Managing Virtual International Exchanges


The COVID-19 pandemic will have long-term effects on international education exchanges. The Institute of International Education is already studying these emerging trends and has produced several publications that examine the new realities of global student mobility and higher education.

Like other Higher Ed faculty across the world, I readjusted my recruitment and teaching strategies for a cohort of Communication students from Yangzhou University in China who are studying online this semester with the University of North Alabama.

Yangzhou University
Yangzhou students are studying at UNA this semester.

Prepping the Exchange Virtually

The original plan was to travel to the city of Yangzhou, China, in May. I was going to spend two weeks with more than a dozen Yangzhou University students to get to know them and help them prepare for their studies at UNA. By March, though, travel to China was out of the question, so the first adjustment was to hold a series of virtual meetings once a week for six weeks during the summer. These sessions were intended to introduce UNA, explain our academic program, and begin building relationships with our Yangzhou University guests.

It was worth the effort, but there were some challenges. I entered the first Zoom session prepared for an enthusiastic hour of conversation and questions. Less than five minutes into the meeting, I remembered the significantly different cultural expectations at play regarding teacher-student interactions in other parts of the world (I taught a decade ago in South Korea). The next several weeks featured shorter lessons: I talked, and the students listened. To my relief, I later learned through their Yangzhou professor that they found the sessions helpful and informative.

Revising Course Delivery

Nearly all of these students intended to spend only one semester at UNA, so every course they needed to take would be within Communications. These courses also had to be delivered online, which was a new challenge for our department. We have been slow to put certain courses online (such as production-heavy ones) because we value hands-on, in-class instruction for those. The pandemic and geographical separation forced us to change our models in a hurry.

Course Videos screenshot
Online course lessons I’ve made available through Canvas.

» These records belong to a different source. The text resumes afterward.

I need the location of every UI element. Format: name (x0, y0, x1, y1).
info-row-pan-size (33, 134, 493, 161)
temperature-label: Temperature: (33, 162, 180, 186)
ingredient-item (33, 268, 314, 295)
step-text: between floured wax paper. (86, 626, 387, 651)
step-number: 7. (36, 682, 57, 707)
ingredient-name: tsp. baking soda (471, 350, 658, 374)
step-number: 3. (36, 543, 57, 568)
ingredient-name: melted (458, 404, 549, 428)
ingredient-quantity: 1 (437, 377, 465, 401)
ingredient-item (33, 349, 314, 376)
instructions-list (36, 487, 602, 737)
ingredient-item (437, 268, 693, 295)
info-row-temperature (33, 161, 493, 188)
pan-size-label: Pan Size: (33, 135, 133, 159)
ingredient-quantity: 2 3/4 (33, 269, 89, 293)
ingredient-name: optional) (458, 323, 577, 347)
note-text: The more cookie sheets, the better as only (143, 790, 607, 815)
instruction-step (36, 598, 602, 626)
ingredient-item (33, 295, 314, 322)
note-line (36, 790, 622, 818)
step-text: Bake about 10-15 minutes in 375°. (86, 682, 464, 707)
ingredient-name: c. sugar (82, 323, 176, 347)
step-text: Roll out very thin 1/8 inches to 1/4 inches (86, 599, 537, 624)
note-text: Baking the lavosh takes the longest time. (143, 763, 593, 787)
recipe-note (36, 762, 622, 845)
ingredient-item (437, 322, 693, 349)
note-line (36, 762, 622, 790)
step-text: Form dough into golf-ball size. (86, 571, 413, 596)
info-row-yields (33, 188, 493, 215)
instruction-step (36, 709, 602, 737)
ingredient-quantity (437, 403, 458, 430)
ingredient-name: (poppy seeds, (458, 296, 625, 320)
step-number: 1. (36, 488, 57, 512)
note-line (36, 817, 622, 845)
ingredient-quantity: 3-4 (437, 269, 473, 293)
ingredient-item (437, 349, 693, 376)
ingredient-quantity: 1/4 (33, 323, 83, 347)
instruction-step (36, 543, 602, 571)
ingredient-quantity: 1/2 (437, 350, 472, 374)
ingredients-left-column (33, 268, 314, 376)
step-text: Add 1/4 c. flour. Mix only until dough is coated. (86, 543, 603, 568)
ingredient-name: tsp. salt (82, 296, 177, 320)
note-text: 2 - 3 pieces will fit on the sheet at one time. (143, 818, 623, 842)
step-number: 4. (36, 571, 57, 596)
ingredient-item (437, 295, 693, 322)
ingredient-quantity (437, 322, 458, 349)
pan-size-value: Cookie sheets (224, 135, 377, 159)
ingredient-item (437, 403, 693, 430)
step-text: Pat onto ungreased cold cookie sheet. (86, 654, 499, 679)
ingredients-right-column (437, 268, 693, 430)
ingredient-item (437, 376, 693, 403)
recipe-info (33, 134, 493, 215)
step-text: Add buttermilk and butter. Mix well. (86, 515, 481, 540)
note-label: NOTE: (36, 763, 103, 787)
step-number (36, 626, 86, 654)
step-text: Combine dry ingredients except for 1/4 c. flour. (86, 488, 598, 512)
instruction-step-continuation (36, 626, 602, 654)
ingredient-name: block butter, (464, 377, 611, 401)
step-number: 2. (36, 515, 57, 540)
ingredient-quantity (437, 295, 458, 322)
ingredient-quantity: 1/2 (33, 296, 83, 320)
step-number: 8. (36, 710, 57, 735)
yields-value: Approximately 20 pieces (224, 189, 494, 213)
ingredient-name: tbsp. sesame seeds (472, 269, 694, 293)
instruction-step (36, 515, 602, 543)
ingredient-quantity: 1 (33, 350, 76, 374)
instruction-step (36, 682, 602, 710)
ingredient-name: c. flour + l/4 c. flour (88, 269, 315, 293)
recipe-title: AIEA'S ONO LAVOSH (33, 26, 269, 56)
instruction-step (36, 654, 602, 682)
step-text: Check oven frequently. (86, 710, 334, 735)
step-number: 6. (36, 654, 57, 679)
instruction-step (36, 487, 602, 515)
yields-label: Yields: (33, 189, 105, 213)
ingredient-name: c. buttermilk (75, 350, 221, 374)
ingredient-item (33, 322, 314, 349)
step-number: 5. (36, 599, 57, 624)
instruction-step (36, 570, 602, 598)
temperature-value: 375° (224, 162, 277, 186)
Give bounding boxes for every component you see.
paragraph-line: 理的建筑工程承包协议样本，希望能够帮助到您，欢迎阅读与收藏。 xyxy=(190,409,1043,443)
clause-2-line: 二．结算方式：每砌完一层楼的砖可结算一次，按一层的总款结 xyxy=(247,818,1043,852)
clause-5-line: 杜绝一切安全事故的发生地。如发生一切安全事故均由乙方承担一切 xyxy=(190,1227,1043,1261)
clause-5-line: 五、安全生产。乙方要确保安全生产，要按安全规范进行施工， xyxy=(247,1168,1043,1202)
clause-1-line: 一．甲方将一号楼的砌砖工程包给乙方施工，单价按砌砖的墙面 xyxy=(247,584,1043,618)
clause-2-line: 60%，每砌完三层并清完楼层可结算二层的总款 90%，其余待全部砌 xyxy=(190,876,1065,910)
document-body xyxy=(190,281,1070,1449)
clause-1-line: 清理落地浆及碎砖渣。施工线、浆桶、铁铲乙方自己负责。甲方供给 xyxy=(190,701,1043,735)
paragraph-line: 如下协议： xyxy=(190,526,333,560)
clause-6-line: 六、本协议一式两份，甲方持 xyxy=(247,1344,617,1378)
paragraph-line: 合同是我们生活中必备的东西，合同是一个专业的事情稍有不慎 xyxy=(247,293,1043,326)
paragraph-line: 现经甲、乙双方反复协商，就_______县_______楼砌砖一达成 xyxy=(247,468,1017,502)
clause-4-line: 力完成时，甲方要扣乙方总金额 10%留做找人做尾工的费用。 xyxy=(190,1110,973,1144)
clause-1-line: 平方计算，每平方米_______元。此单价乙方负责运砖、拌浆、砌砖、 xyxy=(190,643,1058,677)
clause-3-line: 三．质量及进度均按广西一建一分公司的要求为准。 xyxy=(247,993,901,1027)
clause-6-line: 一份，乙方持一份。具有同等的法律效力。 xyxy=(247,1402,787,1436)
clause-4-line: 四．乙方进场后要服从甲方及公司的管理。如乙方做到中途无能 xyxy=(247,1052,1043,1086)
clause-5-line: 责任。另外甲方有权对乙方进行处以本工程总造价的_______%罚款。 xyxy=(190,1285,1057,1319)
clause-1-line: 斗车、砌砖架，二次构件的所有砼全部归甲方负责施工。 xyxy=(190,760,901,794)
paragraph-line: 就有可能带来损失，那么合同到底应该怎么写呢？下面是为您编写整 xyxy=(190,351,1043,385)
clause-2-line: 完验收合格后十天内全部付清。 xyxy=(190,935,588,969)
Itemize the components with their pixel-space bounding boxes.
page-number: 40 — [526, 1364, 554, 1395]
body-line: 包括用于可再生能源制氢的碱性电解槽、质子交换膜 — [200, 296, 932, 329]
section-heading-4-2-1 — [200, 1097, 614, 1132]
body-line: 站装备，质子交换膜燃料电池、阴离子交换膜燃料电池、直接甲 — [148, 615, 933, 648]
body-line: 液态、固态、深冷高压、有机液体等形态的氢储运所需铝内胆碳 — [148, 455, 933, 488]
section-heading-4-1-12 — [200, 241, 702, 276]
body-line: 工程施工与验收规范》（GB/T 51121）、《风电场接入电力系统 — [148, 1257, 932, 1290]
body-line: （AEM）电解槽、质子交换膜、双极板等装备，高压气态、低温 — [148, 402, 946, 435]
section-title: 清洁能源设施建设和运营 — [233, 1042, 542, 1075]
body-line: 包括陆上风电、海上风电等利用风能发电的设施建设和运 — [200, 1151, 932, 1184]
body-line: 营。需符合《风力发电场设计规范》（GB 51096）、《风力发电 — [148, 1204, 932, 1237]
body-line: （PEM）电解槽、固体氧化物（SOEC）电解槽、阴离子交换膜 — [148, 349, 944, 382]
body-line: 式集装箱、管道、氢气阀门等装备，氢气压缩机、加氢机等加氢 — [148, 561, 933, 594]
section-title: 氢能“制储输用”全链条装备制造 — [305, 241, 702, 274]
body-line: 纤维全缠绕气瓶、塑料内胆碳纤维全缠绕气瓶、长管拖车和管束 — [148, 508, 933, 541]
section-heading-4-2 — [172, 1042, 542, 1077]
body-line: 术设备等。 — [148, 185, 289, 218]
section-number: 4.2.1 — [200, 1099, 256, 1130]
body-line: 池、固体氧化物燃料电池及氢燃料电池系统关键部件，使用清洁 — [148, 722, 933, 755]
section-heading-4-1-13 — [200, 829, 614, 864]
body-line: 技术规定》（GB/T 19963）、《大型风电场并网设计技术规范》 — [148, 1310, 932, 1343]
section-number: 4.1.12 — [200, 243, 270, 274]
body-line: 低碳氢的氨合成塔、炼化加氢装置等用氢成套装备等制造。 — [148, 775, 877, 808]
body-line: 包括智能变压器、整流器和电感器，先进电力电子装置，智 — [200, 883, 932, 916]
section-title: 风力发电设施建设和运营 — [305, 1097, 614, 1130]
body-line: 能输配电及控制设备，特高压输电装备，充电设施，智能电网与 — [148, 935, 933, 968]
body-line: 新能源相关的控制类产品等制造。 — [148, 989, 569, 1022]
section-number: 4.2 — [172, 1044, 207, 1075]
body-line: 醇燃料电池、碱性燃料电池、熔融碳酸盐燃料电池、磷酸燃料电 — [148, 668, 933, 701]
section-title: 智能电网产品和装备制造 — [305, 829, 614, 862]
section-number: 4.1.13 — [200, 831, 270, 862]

I added an online version of our introductory mass communication course and created a parallel online section of my broadcast news writing class to accommodate our Yangzhou University students. Teaching broadcast news writing lessons 1) asynchronously 2) to non-native English speakers 3) who live about a dozen time zones away 4) through recorded lessons that do not have that in-class back-and-forth I enjoy has been an education for me. I hope this experience has been more than merely mediocre for my students.

Managing Expectations

Give yourself patience and grace. That’s what I’ve been telling my colleagues all semester, and I try to practice that, too. But I also want to improve, so here are a few lessons I’ve learned so far.

  1. Cultural differences are natural, but they can seem a bit exaggerated in a virtual environment. Give everyone (including yourself) some slack. Managing these expectations may be a bit uncomfortable at first, but it’s helpful to remember that your students are adjusting to your cultural norms while you are adjusting to theirs.
  2. Regular correspondence with international students is critical to building good relationships, particularly when the learning environment is online and asynchronous. Establish a way to consistently stay in touch, whether it’s through official university channels such as email and course management platforms, or it’s through something less formal like WeChat or GroupMe.
  3. Appropriately adjust your expectations as an instructor. You shouldn’t chuck your academic standards, but you may need to reconsider the types of assignments you require, how they achieve course learning outcomes, and whether strict submission deadlines may be counterproductive. I have extended deadlines, been less concerned about late work, and have reconsidered what I believe my students are realistically able to accomplish in an online environment under the present circumstances.
  4. This is valuable professional development. I’ll use the experience to create better online courses for all of my students.